## Single Dataset Order Selection Algorithms

We present three algorithms for estimating the number of independent source components. The algorithms are based on Wax and Kailath's formulation for model selection, that implements information theoretic criterion (ITC) [4]. This ITC formulation, however, assumes the data samples to be i.i.d., which is not always fulfilled by various datasets, e.g., videos, fMRI, etc. The algorithms presented here, thus, down-sample the data to obtain i.i.d. samples [1], [2] or take the sample dependence into account [3], to estimate the order.

- Eigenvalues of the down-sampled data based order selection (E-DS) [1]
- Joint estimation of the down-sampling depth and order based order selection (E-JDS) [2]
- Entropy-rate based order selection by finite memory length model (ER-FM) and autoregressive model (ER-AR) [3]

### E-DS

E-DS implements a down-sampling technique to estimate i.i.d. samples from dependent samples. Entropy rate is used to measure the sample dependence and is compared with a stationary white Gaussian sequence that has an upper bound of √ 2π*e* . The sampling depth is increased until the entropy of the new sampled sequence achieves the upper bound, at which the samples are said to be i.i.d. The down-sampled data is used to estimate the order using the information theoretic criterion (ITC) described in [4].

### E-JDS

E-JDS algorithm is an iterative algorithm that jointly estimates the down-sampling depth and order. This algorithm assumes the data samples to be generated by an autoregressive (AR) model and implements a hypothesis test to decide whether the samples are i.i.d. (AR order is zero) or dependent (AR order is positive). The order is estimated using the information theoretic criterion formulation described in [4].

### ER-FM and ER-AR

ER-FM and ER-AR algorithms estimate the order for samples with dependence, by using all the samples to estimate the likelihood. The likelihood estimators assume the signal to have finite memory length (ER-FM) or that the signals can be modeled by an AR model (ER-AR).

**References:**

[1] Y.-O. Li, T. Adali, and V. D. Calhoun, "Estimating the number of independent components for fMRI data,"
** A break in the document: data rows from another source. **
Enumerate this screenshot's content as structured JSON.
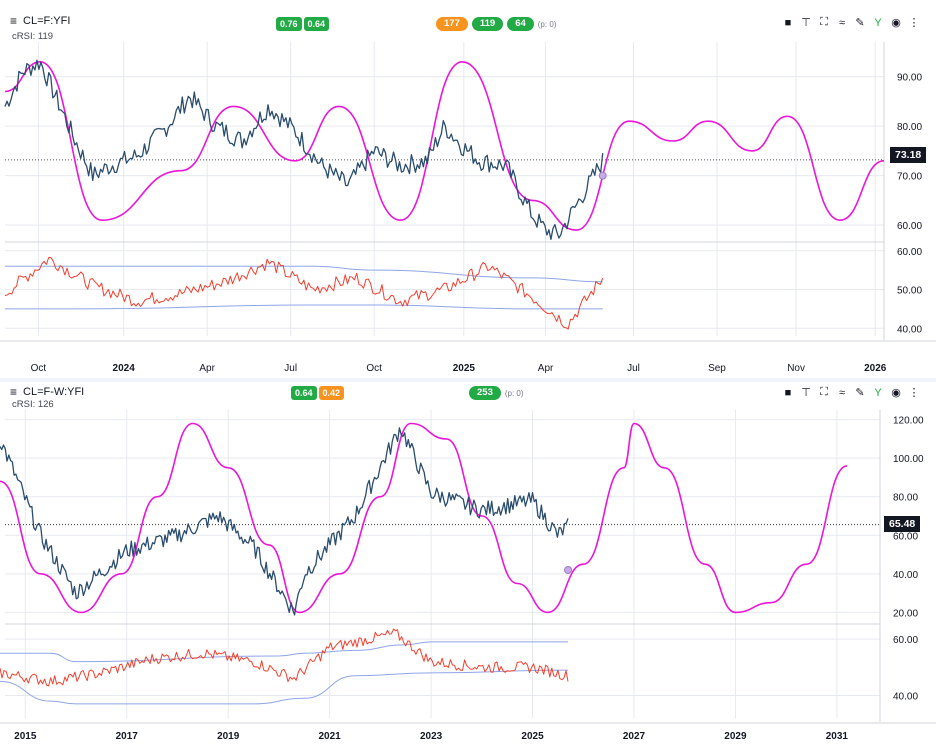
{
  "top": {
    "symbol": "CL=F:YFI",
    "indicator": "cRSI: 119",
    "badges": [
      "0.76",
      "0.64"
    ],
    "cycles": [
      "177",
      "119",
      "64"
    ],
    "p_note": "(p: 0)",
    "last_price": "73.18",
    "y_ticks": [
      "90.00",
      "80.00",
      "70.00",
      "60.00"
    ],
    "osc_ticks": [
      "60.00",
      "50.00",
      "40.00"
    ],
    "x_ticks": [
      "Oct",
      "2024",
      "Apr",
      "Jul",
      "Oct",
      "2025",
      "Apr",
      "Jul",
      "Sep",
      "Nov",
      "2026"
    ]
  },
  "bottom": {
    "symbol": "CL=F-W:YFI",
    "indicator": "cRSI: 126",
    "badges": [
      "0.64",
      "0.42"
    ],
    "cycles": [
      "253"
    ],
    "p_note": "(p: 0)",
    "last_price": "65.48",
    "y_ticks": [
      "120.00",
      "100.00",
      "80.00",
      "60.00",
      "40.00",
      "20.00"
    ],
    "osc_ticks": [
      "60.00",
      "40.00"
    ],
    "x_ticks": [
      "2015",
      "2017",
      "2019",
      "2021",
      "2023",
      "2025",
      "2027",
      "2029",
      "2031"
    ]
  },
  "colors": {
    "price": "#2a4d6e",
    "cycle": "#ea16d8",
    "rsi": "#f23f2e",
    "band": "#8fa5e8"
  },
  "chart_data": [
    {
      "type": "line",
      "title": "CL=F:YFI",
      "ylim": [
        57,
        97
      ],
      "series": [
        {
          "name": "CL=F:YFI",
          "x": [
            0,
            0.02,
            0.04,
            0.06,
            0.08,
            0.1,
            0.12,
            0.15,
            0.18,
            0.21,
            0.24,
            0.27,
            0.3,
            0.33,
            0.36,
            0.39,
            0.42,
            0.45,
            0.48,
            0.5,
            0.52,
            0.54,
            0.57,
            0.6,
            0.615,
            0.63,
            0.65,
            0.68
          ],
          "values": [
            84,
            91,
            93,
            85,
            77,
            70,
            72,
            74,
            79,
            86,
            80,
            77,
            84,
            79,
            72,
            68,
            75,
            72,
            73,
            80,
            76,
            73,
            72,
            62,
            59,
            58,
            64,
            73
          ]
        },
        {
          "x": [
            0,
            0.04,
            0.11,
            0.2,
            0.26,
            0.33,
            0.38,
            0.45,
            0.52,
            0.6,
            0.65,
            0.71,
            0.76,
            0.8,
            0.85,
            0.89,
            0.95,
            1.0
          ],
          "values": [
            87,
            93,
            61,
            71,
            84,
            73,
            84,
            61,
            93,
            65,
            59,
            81,
            77,
            81,
            75,
            82,
            61,
            73
          ]
        }
      ]
    },
    {
      "type": "line",
      "title": "cRSI: 119",
      "ylim": [
        38,
        62
      ],
      "series": [
        {
          "x": [
            0,
            0.05,
            0.1,
            0.15,
            0.2,
            0.25,
            0.3,
            0.35,
            0.4,
            0.45,
            0.5,
            0.55,
            0.6,
            0.64,
            0.68
          ],
          "values": [
            49,
            58,
            51,
            47,
            49,
            52,
            57,
            50,
            53,
            47,
            50,
            56,
            48,
            41,
            53
          ]
        },
        {
          "x": [
            0,
            0.08,
            0.35,
            0.42,
            0.6,
            0.68
          ],
          "values": [
            56,
            56,
            56,
            55,
            53,
            52
          ]
        },
        {
          "x": [
            0,
            0.08,
            0.35,
            0.42,
            0.6,
            0.68
          ],
          "values": [
            45,
            45,
            46,
            46,
            45,
            45
          ]
        }
      ]
    },
    {
      "type": "line",
      "title": "CL=F-W:YFI",
      "ylim": [
        15,
        125
      ],
      "series": [
        {
          "name": "CL=F-W:YFI",
          "x": [
            2014.5,
            2015.3,
            2016.0,
            2017.0,
            2018.0,
            2018.8,
            2019.5,
            2020.3,
            2020.5,
            2021.5,
            2022.4,
            2023.0,
            2024.0,
            2025.0,
            2025.5,
            2025.7
          ],
          "values": [
            110,
            60,
            30,
            52,
            60,
            70,
            54,
            20,
            40,
            70,
            116,
            82,
            73,
            78,
            60,
            65
          ]
        },
        {
          "x": [
            2014.5,
            2015.3,
            2016.1,
            2016.9,
            2017.6,
            2018.3,
            2019.0,
            2019.8,
            2020.4,
            2021.2,
            2022.0,
            2022.6,
            2023.3,
            2024.0,
            2024.7,
            2025.3,
            2026.0,
            2026.8,
            2027.0,
            2027.6,
            2028.4,
            2029.0,
            2029.7,
            2030.4,
            2031.2
          ],
          "values": [
            88,
            40,
            20,
            40,
            80,
            118,
            95,
            55,
            20,
            40,
            80,
            118,
            110,
            70,
            35,
            20,
            45,
            95,
            118,
            95,
            45,
            20,
            25,
            45,
            96
          ]
        }
      ]
    },
    {
      "type": "line",
      "title": "cRSI: 126",
      "ylim": [
        32,
        65
      ],
      "series": [
        {
          "x": [
            2014.5,
            2015.5,
            2016.5,
            2017.5,
            2018.5,
            2019.5,
            2020.3,
            2021.0,
            2022.3,
            2023.0,
            2024.0,
            2025.0,
            2025.7
          ],
          "values": [
            48,
            45,
            48,
            53,
            55,
            52,
            46,
            57,
            62,
            52,
            50,
            50,
            47
          ]
        },
        {
          "x": [
            2014.5,
            2015.5,
            2016.0,
            2020.0,
            2020.5,
            2021.5,
            2022.5,
            2023.0,
            2025.7
          ],
          "values": [
            55,
            55,
            52,
            54,
            55,
            56,
            58,
            59,
            59
          ]
        },
        {
          "x": [
            2014.5,
            2015.5,
            2016.0,
            2019.5,
            2020.5,
            2021.5,
            2023.0,
            2025.7
          ],
          "values": [
            45,
            38,
            37,
            37,
            39,
            47,
            48,
            49
          ]
        }
      ]
    }
  ]
}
*Human Brain Mapping*, vol. 28, no. 11, pp. 1251-1266, 2007.

[2] X.-L Li, S. Ma, V. D. Calhoun, and T. Adali, "Order detection for fMRI analysis: Joint estimation of down-sampling depth and order by information theoretic criteria," 2011 IEEE International Symposium on Biomedical Imaging: From Nano to Macro, pp. 1019-1022, March, 2011.

[3] G.-S. Fu, M. Anderson, and T. Adali, "Likelihood estimators for dependent samples and their application to order detection,"

*IEEE Trans. on Signal Processing*, vol. 62, no. 16, pp. 4237-4244, Aug. 2014.

[4] M. Wax, T. Kailath, "Detection of signals by information theoretic criteria,"

*IEEE Transactions on Acoustics, Speech, and Signal Processing*, vol. 33, no. 2, pp. 387-392, 1985.